Do we know how many votes it takes to schedule oral argument on a stay application? On one hand, it seems odd for it to be five or more, because it only takes four to grant cert. And indeed, couldn't four justices choose to treat the stay application as a cert petition, and then grant it? (And actually, if they can do that, would they also then be entitled to a "courtesy fifth" on the stay application for at least the duration of oral argument?) On the other hand, you could even imagine it being fewer than four—more like calling for a response to a cert petition or a stay application. I do not know the answer, but the answer seems relevant to what the oral argument order portends.
The “courtesy fifth” suggestion sounded off to me, because I had assumed that practice was limited to situations in a failure to grant a stay would moot the cert petition that four Justices wanted to grant — generally in capital cases, but I guess the same dynamic could arise in other cases too. But I see that Justice Breyer voted to grant a stay as a courtesy in Gloucester Co. School Bd. v. G.G., back in 2016. Although I can’t find a copy of the stay papers , it doesn’t appear that there was any threat of mootness there, and Breyer’s opinion doesn’t suggest as much.
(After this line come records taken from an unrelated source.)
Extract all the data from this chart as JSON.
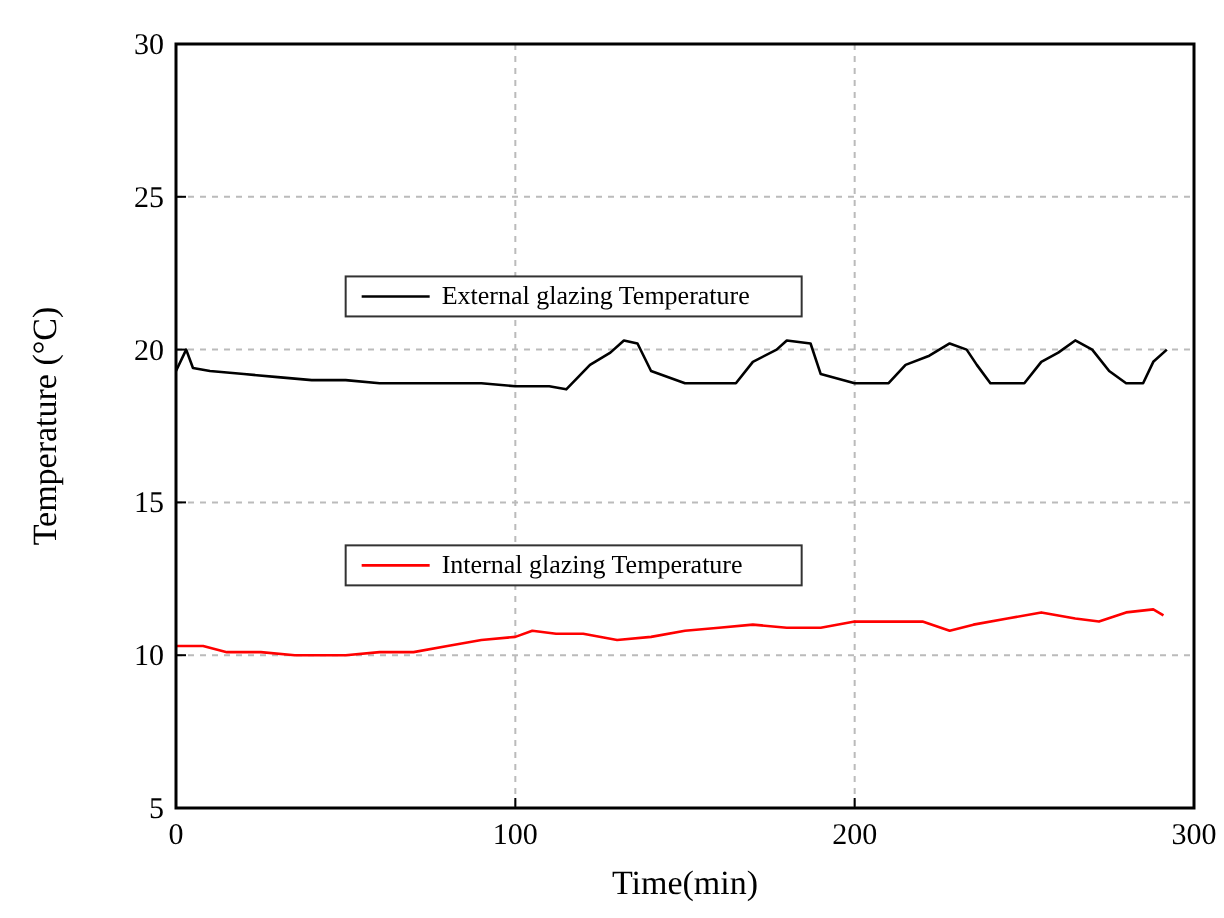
{
  "chart_data": {
    "type": "line",
    "xlabel": "Time(min)",
    "ylabel": "Temperature (°C)",
    "xlim": [
      0,
      300
    ],
    "ylim": [
      5,
      30
    ],
    "xticks": [
      0,
      100,
      200,
      300
    ],
    "yticks": [
      5,
      10,
      15,
      20,
      25,
      30
    ],
    "grid": true,
    "legend": "left",
    "marker": "none",
    "line_style": "solid",
    "series": [
      {
        "name": "External glazing Temperature",
        "color": "#000000",
        "x": [
          0,
          3,
          5,
          10,
          20,
          30,
          40,
          50,
          60,
          70,
          80,
          90,
          100,
          110,
          115,
          122,
          128,
          132,
          136,
          140,
          150,
          160,
          165,
          170,
          177,
          180,
          187,
          190,
          200,
          210,
          215,
          222,
          228,
          233,
          236,
          240,
          250,
          255,
          260,
          265,
          270,
          275,
          280,
          285,
          288,
          292
        ],
        "values": [
          19.3,
          20,
          19.4,
          19.3,
          19.2,
          19.1,
          19,
          19,
          18.9,
          18.9,
          18.9,
          18.9,
          18.8,
          18.8,
          18.7,
          19.5,
          19.9,
          20.3,
          20.2,
          19.3,
          18.9,
          18.9,
          18.9,
          19.6,
          20,
          20.3,
          20.2,
          19.2,
          18.9,
          18.9,
          19.5,
          19.8,
          20.2,
          20,
          19.5,
          18.9,
          18.9,
          19.6,
          19.9,
          20.3,
          20,
          19.3,
          18.9,
          18.9,
          19.6,
          20
        ]
      },
      {
        "name": "Internal glazing Temperature",
        "color": "#ff0000",
        "x": [
          0,
          8,
          15,
          25,
          35,
          50,
          60,
          70,
          80,
          90,
          100,
          105,
          112,
          120,
          130,
          140,
          150,
          160,
          170,
          180,
          190,
          200,
          210,
          220,
          228,
          235,
          245,
          255,
          265,
          272,
          280,
          288,
          291
        ],
        "values": [
          10.3,
          10.3,
          10.1,
          10.1,
          10,
          10,
          10.1,
          10.1,
          10.3,
          10.5,
          10.6,
          10.8,
          10.7,
          10.7,
          10.5,
          10.6,
          10.8,
          10.9,
          11,
          10.9,
          10.9,
          11.1,
          11.1,
          11.1,
          10.8,
          11,
          11.2,
          11.4,
          11.2,
          11.1,
          11.4,
          11.5,
          11.3
        ]
      }
    ]
  }
}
(It’s a classic Breyer multi-part explanation: (1) four Justices had voted to grant the application; (2) the Court was in recess [unclear why that matters??]; and (3) a stay would preserve the status quo as it existed before CA4’s decision. Mike Dorf wrote a post at the time explaining how his vote didn’t really make sense, except perhaps as an olive branch to secure more “courtesy fifth” votes from CJR or AMK in the future.)